2016

Los propósitos de año nuevo de los estudiantes y cómo cumplirlos (de verdad)

Los finales de año suelen ser momentos para reflexionar. Algunos estudiantes tienen los exámenes a la vuelta de la esquina, otros los finalizan justo para comenzar las vacaciones de Navidad y los que son autoexigentes piensan, una y otra vez, que podrían haber sido mejores.

Siempre es bueno pararse a reflexionar, pero nunca con negatividad. Además, al elaborar nuestros propósitos para el año nuevo, tendemos a ser muy dispersos, a no concretar y delimitar metas precisas, lo que suele ser perjudicial a la hora de cumplirlas.

En este artículo os vamos a enumerar los propósitos habituales que pasan por la cabeza de los estudiantes al comenzar el año, y cómo se pueden modificar para que sean objetivos factibles y que en las próximas fiestas navideñas podamos estar satisfechos de nuestro tesón y fuerza de voluntad.

Aprender un idioma: no puede haber nada más ambiguo que proponerse tal hazaña. Mejor piensa un poco más y elige el idioma que deseas aprender, y sobretodo elige el nivel en el que estás dispuesto a examinarte durante el año de forma objetiva. Algo que pensándolo fríamente, sepas que puedes hacer sin demasiada dificultad.

Organizarse mejor: de nuevo, otro propósito que cae en la ambigüedad.
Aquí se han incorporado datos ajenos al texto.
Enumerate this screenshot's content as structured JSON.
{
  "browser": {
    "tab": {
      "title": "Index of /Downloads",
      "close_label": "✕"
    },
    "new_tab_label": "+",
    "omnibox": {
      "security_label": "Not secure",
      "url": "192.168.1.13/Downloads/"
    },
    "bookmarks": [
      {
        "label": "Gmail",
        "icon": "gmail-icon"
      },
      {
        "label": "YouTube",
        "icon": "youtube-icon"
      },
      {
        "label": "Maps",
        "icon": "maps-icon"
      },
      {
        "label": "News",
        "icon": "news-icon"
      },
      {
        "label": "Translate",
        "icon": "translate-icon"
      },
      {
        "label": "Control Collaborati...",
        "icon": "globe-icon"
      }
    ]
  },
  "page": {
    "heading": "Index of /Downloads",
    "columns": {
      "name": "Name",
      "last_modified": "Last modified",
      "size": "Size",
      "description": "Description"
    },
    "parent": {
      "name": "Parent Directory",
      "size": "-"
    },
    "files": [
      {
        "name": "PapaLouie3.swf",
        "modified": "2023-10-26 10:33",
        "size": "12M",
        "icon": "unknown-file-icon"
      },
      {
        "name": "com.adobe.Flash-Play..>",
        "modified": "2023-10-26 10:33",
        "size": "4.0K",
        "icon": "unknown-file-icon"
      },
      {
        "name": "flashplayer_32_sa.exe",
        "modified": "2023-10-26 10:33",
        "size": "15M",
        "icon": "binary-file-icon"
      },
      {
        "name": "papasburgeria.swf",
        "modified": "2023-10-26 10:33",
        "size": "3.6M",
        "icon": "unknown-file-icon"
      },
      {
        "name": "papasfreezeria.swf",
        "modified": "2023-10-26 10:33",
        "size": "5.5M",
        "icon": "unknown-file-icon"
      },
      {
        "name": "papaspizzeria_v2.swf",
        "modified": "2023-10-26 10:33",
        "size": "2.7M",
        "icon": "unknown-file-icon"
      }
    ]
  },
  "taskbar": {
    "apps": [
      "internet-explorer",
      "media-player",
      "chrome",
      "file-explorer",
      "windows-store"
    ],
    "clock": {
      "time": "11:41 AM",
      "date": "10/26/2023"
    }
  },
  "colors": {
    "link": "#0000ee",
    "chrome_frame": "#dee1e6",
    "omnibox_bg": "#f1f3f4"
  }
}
Llegar a clase puntual cada día, comprar una agenda y acostumbrarse a utilizarla, estudiar para los exámenes con más tiempo…volvemos a la necesidad de acotar nuestro objetivo.

Aumentar los conocimientos: ¿Sobre qué? cada carrera universitaria tiene unos campos especializados y nadie puede especializarse en todos. Elige el campo de estudio que más te llame la atención dentro de tu carrera y atácalo en la yugular. Nadie puede saberlo todo, es mejor especializarse en lo que a uno realmente le apasiona.

Ahorrar dinero: sé objetivo con tu poder adquisitivo. La mayoría de los estudiantes vivimos de nuestros padres, pero tratamos de obtener ingresos extra trabajando temporalmente mientras lo compaginamos con los estudios. Haz un cálculo sobre lo que has ganado durante el pasado año, calcula una cantidad similar para el próximo y cuánto dinero podrías ahorrar y de dónde procedería ese dinero. Sin planificación no hay ahorro.

Viajar: ¿A dónde? ¿Cuándo? ¿Cuántos viajes? Está claro que en esta vida no nos gusta tenerlo todo calculado, y menos cuando se trata de nuestro ocio. Un viaje repentino puede convertirse en el mejor de nuestra vida, pero si queremos visitar un sitio concreto, es mejor preparar un poco el viaje. Separa siempre un poco de dinero por si surge un viaje sorpresa… a donde sea.

En definitiva, a veces podemos no concretar demasiado, pero lo que está bien claro es que unos objetivos medibles son más susceptibles de ser cumplidos que unos mal definidos o demasiado ambiguos ¡Mucha ánimo a todos con los vuestros para 2016!